Cette question de la vente ou de la location de la lecture, elle se posera de toute façon. Aujourd’hui, qui peut vous assurer que l’ebook que vous achetez sera lisible jusqu’à la fin de vos jours ? La durée de vie moyenne d’un fichier est de 10 ans. Dans un demi siècle, pourrez-vous demander à Immatériel ou à ePagine de vous renvoyer le fichier (mis à jour, de surcroît) acheté 50 ans plus tôt ? Gageons que bon nombre de plateformes actuelles auront disparu d’ici là. Possédons-nous vraiment les livres dématérialisés que nous croyons acheter ad vitam æternam ? Voilà l’un des problèmes, problème d’ordre patrimonial en somme, que pose le numérique. Pour autant, je ne crois pas — et, en tant qu’auteur, éditeur et lecteur, je n’espère pas — que le streaming et le refus du transfert des fichiers soit la réponse à ces questions. Car moi aussi, je veux posséder mes livres numériques. Moi aussi, j’aime me dire qu’en achetant un ebook, je le verse au patrimoine culturel et économique qu’un jour, peut-être, je transmettrai à mes enfants. Ai-je tort ? Question à débattre.

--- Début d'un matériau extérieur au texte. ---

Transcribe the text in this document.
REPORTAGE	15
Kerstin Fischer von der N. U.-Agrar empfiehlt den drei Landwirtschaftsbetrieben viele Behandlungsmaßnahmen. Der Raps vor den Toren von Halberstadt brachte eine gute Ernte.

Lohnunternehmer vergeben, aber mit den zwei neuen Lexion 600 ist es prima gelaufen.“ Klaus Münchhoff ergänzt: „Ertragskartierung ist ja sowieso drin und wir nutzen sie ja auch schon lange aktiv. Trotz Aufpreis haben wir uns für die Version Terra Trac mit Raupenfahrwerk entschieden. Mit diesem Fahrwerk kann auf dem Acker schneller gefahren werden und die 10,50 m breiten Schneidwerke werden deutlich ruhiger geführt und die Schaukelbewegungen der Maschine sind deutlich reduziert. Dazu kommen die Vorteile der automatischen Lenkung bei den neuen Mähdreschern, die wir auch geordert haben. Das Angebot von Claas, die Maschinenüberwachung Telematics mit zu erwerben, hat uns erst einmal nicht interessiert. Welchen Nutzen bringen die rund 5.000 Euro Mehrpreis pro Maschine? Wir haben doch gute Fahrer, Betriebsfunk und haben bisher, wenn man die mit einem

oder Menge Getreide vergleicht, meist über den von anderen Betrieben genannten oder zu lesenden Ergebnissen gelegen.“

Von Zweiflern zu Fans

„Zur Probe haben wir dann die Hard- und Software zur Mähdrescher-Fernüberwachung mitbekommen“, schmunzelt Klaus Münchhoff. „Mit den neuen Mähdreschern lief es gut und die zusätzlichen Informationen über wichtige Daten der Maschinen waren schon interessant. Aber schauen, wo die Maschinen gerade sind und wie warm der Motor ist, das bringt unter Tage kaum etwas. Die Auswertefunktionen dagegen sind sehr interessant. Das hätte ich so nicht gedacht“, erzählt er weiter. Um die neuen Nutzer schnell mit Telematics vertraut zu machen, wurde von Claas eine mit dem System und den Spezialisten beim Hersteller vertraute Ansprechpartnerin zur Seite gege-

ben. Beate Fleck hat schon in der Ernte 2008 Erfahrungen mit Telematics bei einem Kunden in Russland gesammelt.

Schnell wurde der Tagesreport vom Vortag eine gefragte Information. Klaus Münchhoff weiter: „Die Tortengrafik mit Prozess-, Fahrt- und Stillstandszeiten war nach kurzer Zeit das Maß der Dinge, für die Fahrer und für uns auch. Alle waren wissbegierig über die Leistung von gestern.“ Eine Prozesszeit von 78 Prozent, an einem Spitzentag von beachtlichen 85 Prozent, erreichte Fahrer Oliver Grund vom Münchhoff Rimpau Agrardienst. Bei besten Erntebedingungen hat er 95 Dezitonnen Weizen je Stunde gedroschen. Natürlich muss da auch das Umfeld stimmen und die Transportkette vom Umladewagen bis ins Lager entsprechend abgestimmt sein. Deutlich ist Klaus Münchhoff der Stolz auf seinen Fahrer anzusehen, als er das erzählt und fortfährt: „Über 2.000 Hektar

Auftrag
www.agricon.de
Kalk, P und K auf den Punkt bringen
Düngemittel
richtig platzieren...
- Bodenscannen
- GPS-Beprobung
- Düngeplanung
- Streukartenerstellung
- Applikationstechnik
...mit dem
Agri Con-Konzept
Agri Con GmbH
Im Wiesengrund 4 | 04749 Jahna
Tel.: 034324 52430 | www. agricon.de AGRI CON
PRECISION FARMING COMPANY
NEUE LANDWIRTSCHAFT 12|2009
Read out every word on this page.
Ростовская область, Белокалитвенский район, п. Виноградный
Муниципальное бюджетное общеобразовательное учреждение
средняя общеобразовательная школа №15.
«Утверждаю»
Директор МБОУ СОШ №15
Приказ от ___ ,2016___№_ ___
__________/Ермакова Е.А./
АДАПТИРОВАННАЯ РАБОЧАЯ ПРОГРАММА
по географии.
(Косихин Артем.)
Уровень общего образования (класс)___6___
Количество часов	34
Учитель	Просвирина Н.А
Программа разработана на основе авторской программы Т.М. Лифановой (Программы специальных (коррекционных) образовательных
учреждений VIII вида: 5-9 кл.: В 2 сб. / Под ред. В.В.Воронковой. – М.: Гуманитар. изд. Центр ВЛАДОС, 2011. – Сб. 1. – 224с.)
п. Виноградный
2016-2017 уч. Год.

Si le streaming veut s’imposer sainement, j’entends avec les acteurs du livre (de l’auteur au lecteur) et non pas contre eux, il doit encore changer. Il doit nous prouver que le modèle est viable, et pas seulement pour la plateforme qui accumule les bénéfices au détriment des créateurs et du public. Il doit rassurer les éditeurs et non pas les braquer. Et non pas me braquer. Ça en fait, du chemin !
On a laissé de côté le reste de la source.